We get a rapid-fire history of the South Bronx – an interracial community of people who walked to work, ripped apart by “white flight” and by the Robert Moses highway system which bypassed the South Bronx to make it easier for wealthy communities in Westchester to commute to Manhattan. These projects displaced 600,000 people, destroyed the economy of the South Bronx and led to a community where it was a better economic bet to burn down buildings, rather than to maintain them. Redlining by community banks meant that new development couldn’t occur. And what this led to was a neighborhood known for “pimps, pushers and prostitutes”, where her Vietnam Vet brother was gunned down on the streets.

This neighborhood is now leading a transformation of the city, building a greenway that will connect the South Bronx to Randall Island park. She’s building an organization called the Bronx Ecological Stewardship Training – it’s designed to create “green-collar jobs” in the community. The project is so ambitious that they’re now talking about taking down the Sharon Expressway, a Robert Moses highway that’s unused even during rush-hour. It could become 28 new acres of urban green space.

She draws some parallels between the South Bronx and New Orleans – they’re both waterfront communities, where housing and commercial space are close together.
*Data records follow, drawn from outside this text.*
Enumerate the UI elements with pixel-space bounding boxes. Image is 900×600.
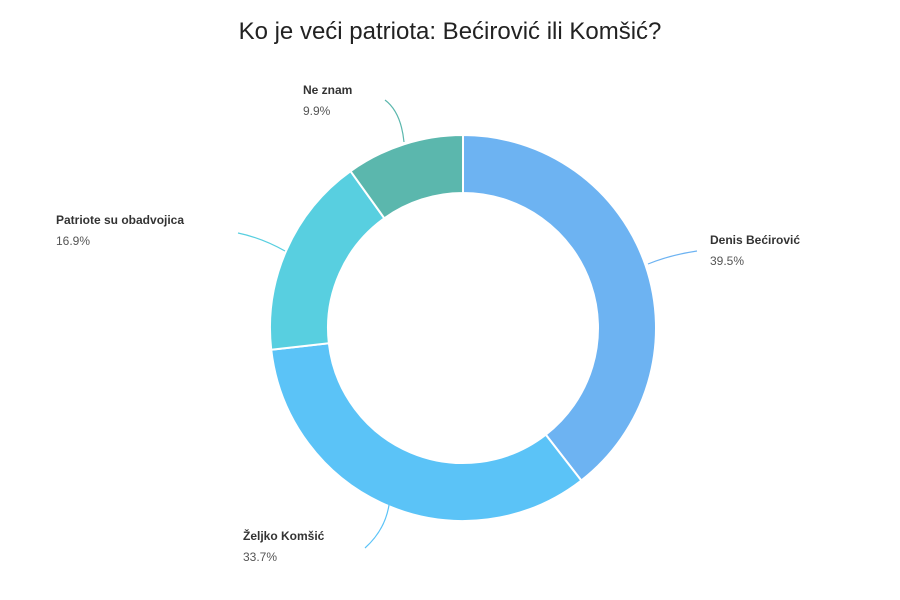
- leader-line-ne-znam: [384, 99, 405, 143]
- leader-lines: [237, 99, 698, 549]
- chart-title: Ko je veći patriota: Bećirović ili Komši…: [238, 18, 662, 45]
- slice-label-name: Denis Bećirović: [710, 233, 801, 247]
- slice-denis[interactable]: [462, 133, 657, 482]
- slice-ne-znam[interactable]: [349, 133, 464, 220]
- slice-label-denis: Denis Bećirović 39.5%: [710, 232, 800, 270]
- slice-label-percent: 39.5%: [710, 254, 745, 268]
- slice-label-patriote: Patriote su obadvojica 16.9%: [56, 212, 184, 250]
- slice-patriote[interactable]: [269, 169, 386, 351]
- slice-label-name: Željko Komšić: [243, 529, 325, 543]
- slice-label-ne-znam: Ne znam 9.9%: [303, 82, 352, 120]
- leader-line-patriote: [237, 232, 286, 252]
- donut-slices: [269, 133, 657, 522]
- slice-label-name: Ne znam: [303, 83, 353, 97]
- slice-label-percent: 16.9%: [56, 234, 91, 248]
- slice-label-zeljko: Željko Komšić 33.7%: [243, 528, 324, 566]
- slice-label-percent: 33.7%: [243, 550, 278, 564]
- slice-label-name: Patriote su obadvojica: [56, 213, 185, 227]
- leader-line-denis: [647, 250, 698, 265]
- leader-line-zeljko: [364, 504, 390, 549]
- slice-zeljko[interactable]: [270, 342, 583, 522]
- slice-label-percent: 9.9%: [303, 104, 331, 118]
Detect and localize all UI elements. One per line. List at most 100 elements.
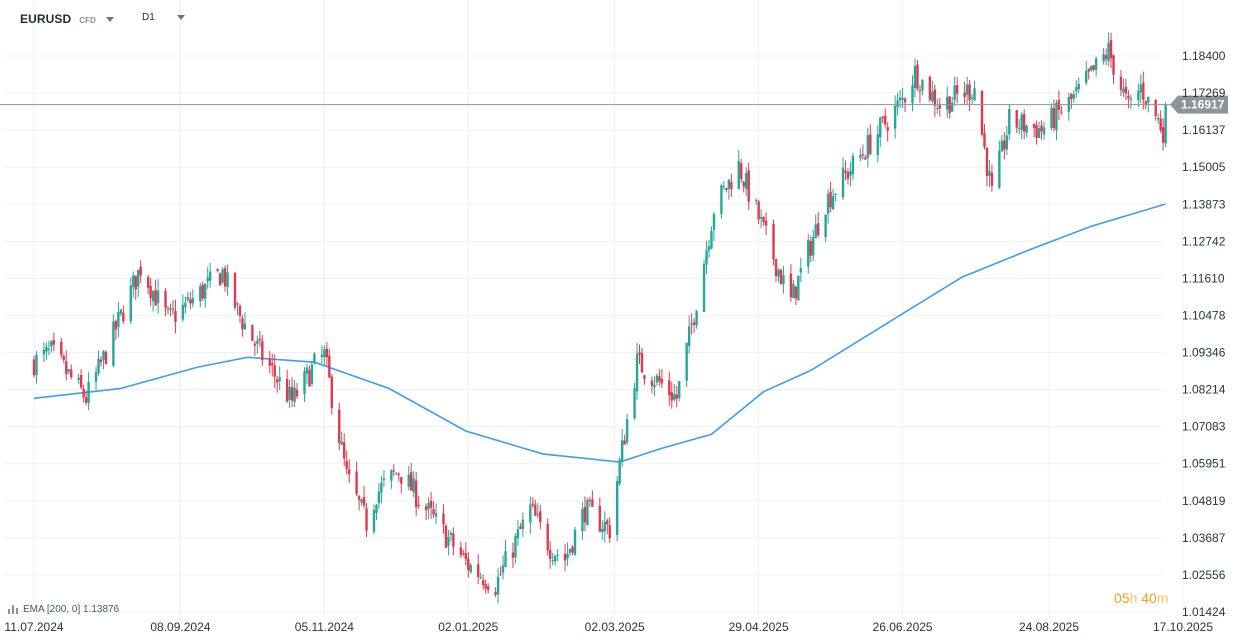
- candle-body: [846, 172, 850, 179]
- candle-body: [990, 172, 994, 186]
- candle-body: [47, 348, 51, 350]
- candle-body: [424, 506, 428, 511]
- candle-body: [702, 264, 706, 312]
- candle-body: [184, 302, 187, 308]
- candle-body: [588, 499, 592, 501]
- timeframe-selector[interactable]: D1: [142, 12, 185, 23]
- candle-body: [447, 537, 450, 546]
- current-price-tag: [1170, 95, 1228, 114]
- candle-body: [191, 298, 195, 304]
- candle-body: [1144, 101, 1147, 106]
- candle-body: [695, 310, 698, 326]
- candle-body: [516, 529, 520, 539]
- candle-body: [114, 320, 118, 330]
- candle-body: [511, 552, 515, 558]
- symbol-selector[interactable]: EURUSD CFD: [20, 10, 114, 28]
- candle-body: [658, 376, 661, 382]
- candle-body: [633, 388, 636, 419]
- candle-body: [916, 64, 919, 89]
- candle-body: [151, 291, 155, 302]
- candle-body: [94, 372, 98, 382]
- candle-body: [849, 171, 852, 176]
- candle-body: [650, 380, 654, 386]
- chevron-down-icon[interactable]: [176, 15, 185, 20]
- candle-body: [675, 394, 678, 399]
- candle-body: [1112, 55, 1115, 75]
- candle-body: [742, 182, 745, 187]
- candle-body: [1102, 54, 1105, 62]
- candle-body: [295, 389, 299, 397]
- candle-body: [1119, 76, 1123, 90]
- candle-body: [1052, 108, 1056, 129]
- date-axis[interactable]: 11.07.2024 08.09.2024 05.11.2024 02.01.2025…: [4, 620, 1213, 634]
- candle-body: [536, 514, 539, 516]
- candle-body: [1072, 94, 1076, 99]
- candle-body: [1020, 114, 1023, 131]
- price-tick-label: 1.16137: [1182, 123, 1226, 137]
- candle-body: [1018, 127, 1021, 129]
- candle-body: [968, 84, 971, 101]
- price-axis[interactable]: 1.18400 1.17269 1.16137 1.15005 1.13873 1.127…: [1182, 49, 1226, 619]
- candle-body: [1060, 111, 1063, 113]
- candles-layer: [32, 32, 1167, 604]
- candle-body: [521, 519, 525, 529]
- date-tick-label: 02.01.2025: [438, 620, 498, 634]
- candle-body: [181, 304, 185, 320]
- candle-body: [325, 348, 329, 358]
- candle-body: [1104, 55, 1108, 60]
- candle-body: [881, 117, 884, 119]
- candle-body: [1035, 125, 1038, 138]
- bar-chart-icon[interactable]: [8, 605, 19, 614]
- candle-body: [261, 340, 264, 361]
- candle-body: [434, 513, 438, 517]
- candle-body: [792, 283, 795, 299]
- candle-body: [762, 216, 765, 222]
- date-tick-label: 24.08.2025: [1019, 620, 1079, 634]
- candle-body: [166, 308, 170, 310]
- candle-body: [705, 250, 708, 265]
- candle-body: [623, 440, 626, 445]
- candle-body: [276, 379, 279, 383]
- candle-body: [395, 473, 398, 475]
- candle-body: [1008, 108, 1011, 135]
- candle-body: [417, 504, 420, 506]
- candle-body: [1000, 140, 1004, 152]
- price-tick-label: 1.18400: [1182, 49, 1226, 63]
- candle-body: [678, 381, 681, 399]
- candle-body: [953, 85, 956, 100]
- candle-body: [946, 96, 949, 110]
- candle-body: [519, 526, 522, 530]
- candle-body: [241, 318, 244, 330]
- candle-body: [271, 363, 274, 366]
- candle-body: [844, 170, 847, 173]
- price-tick-label: 1.07083: [1182, 420, 1226, 434]
- candle-body: [1025, 125, 1028, 133]
- candle-body: [410, 472, 413, 491]
- candle-body: [112, 321, 115, 366]
- candle-body: [328, 355, 331, 378]
- candle-body: [690, 323, 693, 325]
- candle-body: [951, 102, 954, 112]
- candle-body: [303, 371, 306, 395]
- chevron-down-icon[interactable]: [105, 16, 114, 22]
- candle-body: [174, 310, 177, 322]
- candle-body: [1075, 87, 1078, 92]
- price-tick-label: 1.15005: [1182, 160, 1226, 174]
- current-price-line: 1.16917: [0, 95, 1228, 114]
- candle-body: [104, 351, 108, 364]
- candle-body: [412, 478, 415, 493]
- indicator-legend[interactable]: EMA [200, 0] 1.13876: [8, 604, 119, 615]
- candle-body: [903, 98, 907, 103]
- candle-body: [343, 442, 346, 459]
- candle-body: [87, 381, 90, 403]
- candle-body: [444, 526, 448, 548]
- candle-body: [670, 392, 673, 401]
- candle-body: [1109, 40, 1113, 59]
- candle-body: [462, 553, 465, 555]
- candle-body: [146, 277, 150, 288]
- candle-body: [226, 272, 229, 288]
- candle-body: [745, 173, 748, 189]
- countdown-minutes-unit: m: [1156, 590, 1169, 606]
- candle-body: [1040, 125, 1043, 132]
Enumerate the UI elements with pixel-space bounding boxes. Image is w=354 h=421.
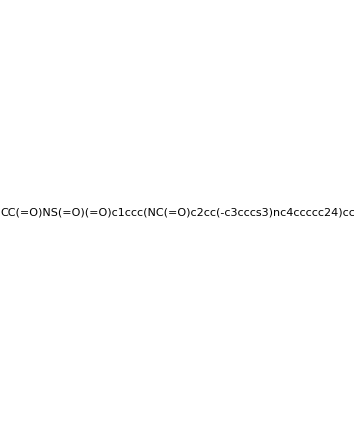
Text: CC(=O)NS(=O)(=O)c1ccc(NC(=O)c2cc(-c3cccs3)nc4ccccc24)cc1: CC(=O)NS(=O)(=O)c1ccc(NC(=O)c2cc(-c3cccs… bbox=[0, 208, 354, 218]
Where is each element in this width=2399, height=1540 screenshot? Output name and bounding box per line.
They’re both hotbeds of creativity – think jazz and hiphop. “Neither the destruction of the South Bronx or the Ninth Ward is inevitable.” How do we ensure that these communities are more than empty campaign promises?

She suggests that her vision for the future – “Green – it’s the New Black” – relies on a triple bottom line. That triple bottom line means the developer, the community and the government all win. This is pretty far from the future the South Bronx may be facing, with big box stores and new stadium development.

We can do this differently. Enrique Peñalosa, the mayor of Bogota, realized that most Bogataños have no cars, though the city was designed for cars. He narrowed roads from five to three lanes, banned parking in many places, and built an amazingly efficient mass transit system. For these efforts, he was nearly impeached. But the result is a beautiful city with more greenspace. If he can do this on a third world budget, we have no excuse.

At the end of her talk, she calls out Al Gore. Talking to him briefly about her work, he suggested a grants program. Her response – “don’t waste my time”. This is another top down effort – development of the South Bronx and communities like it need to be bottom up and have to come from the community. They need not to waste one of the most valuable resources of all – the energy and creativity of people in communities like the South Bronx.